Zuerst war der Fussball
Fussball ohne Ultras, Fussball ohne Fankurve. Daran können sich ältere Semester noch erinnern. Lange Zeit kam dieses weltumspannende Spiel ohne organisierte Fangruppierungen aus. Man kann sogar sagen: Zuerst war der Fussball, erst dann kam der Zuschauer. Ich entsinne mich an vage Anfänge. Als der FC St.Gallen Ende der 1960er-Jahre in Winterthur einen NLB-Spitzenkampf bestritt, versammelten sich die grün-weiss tragenden Anhänger auf der Empore vor dem Sulzer-Hochhaus.

Fans bunt gemischt
Spruchbänder mit harmlosem Text wie „Hopp San Gallä“ waren en vogue. In jener Zeit wurde die heutige Auffassung der Fankurve, dass ohne sie im Stadion tote Hose herrsche, quasi bereits dementiert. Bei den Stadtderbys auf dem Espenmoos oder Krontal drängten sich Städter wie Brühler bunt gemischt auf den Stehrampen. Niemand würde behaupten, dass bei jenen Spielen die Stimmung flau gewesen sei. Noch 1979 standen die Matchbesucher auf der südlichen Seite im Espenmoos ganz locker auf der Holzestrade, ein paar wenige schwenkten grün-weisse Fahnen, wie ein Bild in „Ein Jahrhundert FC St.Gallen“ dokumentiert.

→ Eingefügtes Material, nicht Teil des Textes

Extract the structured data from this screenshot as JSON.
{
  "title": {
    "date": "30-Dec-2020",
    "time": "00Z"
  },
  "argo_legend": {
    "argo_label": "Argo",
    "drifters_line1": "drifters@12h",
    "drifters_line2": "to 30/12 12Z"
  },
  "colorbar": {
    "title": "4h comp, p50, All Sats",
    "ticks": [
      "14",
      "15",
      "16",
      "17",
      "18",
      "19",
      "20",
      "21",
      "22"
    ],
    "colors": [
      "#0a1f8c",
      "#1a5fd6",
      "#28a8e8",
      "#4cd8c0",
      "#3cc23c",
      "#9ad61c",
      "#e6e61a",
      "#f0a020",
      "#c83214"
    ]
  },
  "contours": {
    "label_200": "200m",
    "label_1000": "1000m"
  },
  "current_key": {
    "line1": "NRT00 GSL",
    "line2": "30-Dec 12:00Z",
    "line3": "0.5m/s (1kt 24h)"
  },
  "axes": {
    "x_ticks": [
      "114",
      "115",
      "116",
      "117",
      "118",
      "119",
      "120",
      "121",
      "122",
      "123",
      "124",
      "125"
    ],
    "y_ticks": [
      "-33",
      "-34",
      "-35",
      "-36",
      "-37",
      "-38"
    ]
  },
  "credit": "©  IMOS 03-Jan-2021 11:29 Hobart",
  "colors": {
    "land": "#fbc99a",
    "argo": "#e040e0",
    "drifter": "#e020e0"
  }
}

Viele nehmen sich zu wichtig
Fussballfans nehmen sich heute wichtig, oft zu wichtig. Das kann harmlose Formen annehmen, zum Beispiel, wenn die eigene Mannschaft ausgepfiffen wird. Immerhin darf ein Zuschauer, der Eintrittsgeld bezahlt, seinem Unmut über schlechte Darbietungen Ausdruck geben. Ob das leistungsfördernd ist, sei dahingestellt. Problematischer finde ich, wenn ein ehemaliger Spieler wie Callà, Etoundi oder Winter noch nach Jahren ausgebuht und ausgepfiffen wird, nur weil er der zuweilen mit Tränen demonstrierten Klub-Verbundenheit nicht gerecht worden ist. Ein wahrer Fan wechselt seine Klubfarben nie; das von einem Fussballprofi zu verlangen, ist unsinnig.

„Kein Recht auf Siege“
Zu diesem Thema hat sich auch der bekannte WOZ-Kolumnist Pascal Claude in seinem Buch „Viele Grüsse aus dem Stadion“ geäussert. Er fragt: „Wem gehört der Fussball. Was ist die Rolle der Fans? Haben sie ein Recht auf irgendetwas?" Der Westschweizer mit St.Galler Wurzeln antwortet: „In den Anfängen des Spiels standen sich die Mannschaften einsam gegenüber. Je feiner sie ihr Spiel entwickelten, desto interessanter wurde es für Aussenstehende, ihnen dabei zuzuschauen. Irgendwann verlangten die Vereine Geld für das Zuschauen (…). Alles war darauf ausgerichtet, dass alle, die möchten, einem Fussballspiel beiwohnen können. An dieser Ausgangslage hat sich nichts geändert. Am Fussballplatz und im Stadion geht es darum, anderen beim Spielen zuzuschauen. Wer dieses Zuschauen emotional oder materiell aufladen möchte, mit Gesängen oder Fanartikeln, darf das gerne tun. Er leitet sich daraus aber weder ein Recht ab auf Siege der eigenen Mannschaft noch eine Sonderstellung anderen Zuschauerinnen und Zuschauern gegenüber, seien diese nun Mode- oder sogenannte Fans. Eine Zuschauerin wird nie mehr sein als eine Zuschauerin, und ein Zuschauer nie mehr sein als ein Zuschauer. Es geht nicht um sie, ist nie um sie gegangen und wird nie um sie gehen.“

Dennoch wollen wir inbrünstig hoffen, dass St.Gallens Fussballer diese sportliche Immunität gegenüber Misserfolg in nächster Zeit nicht mehr allzu häufig beanspruchen müssen.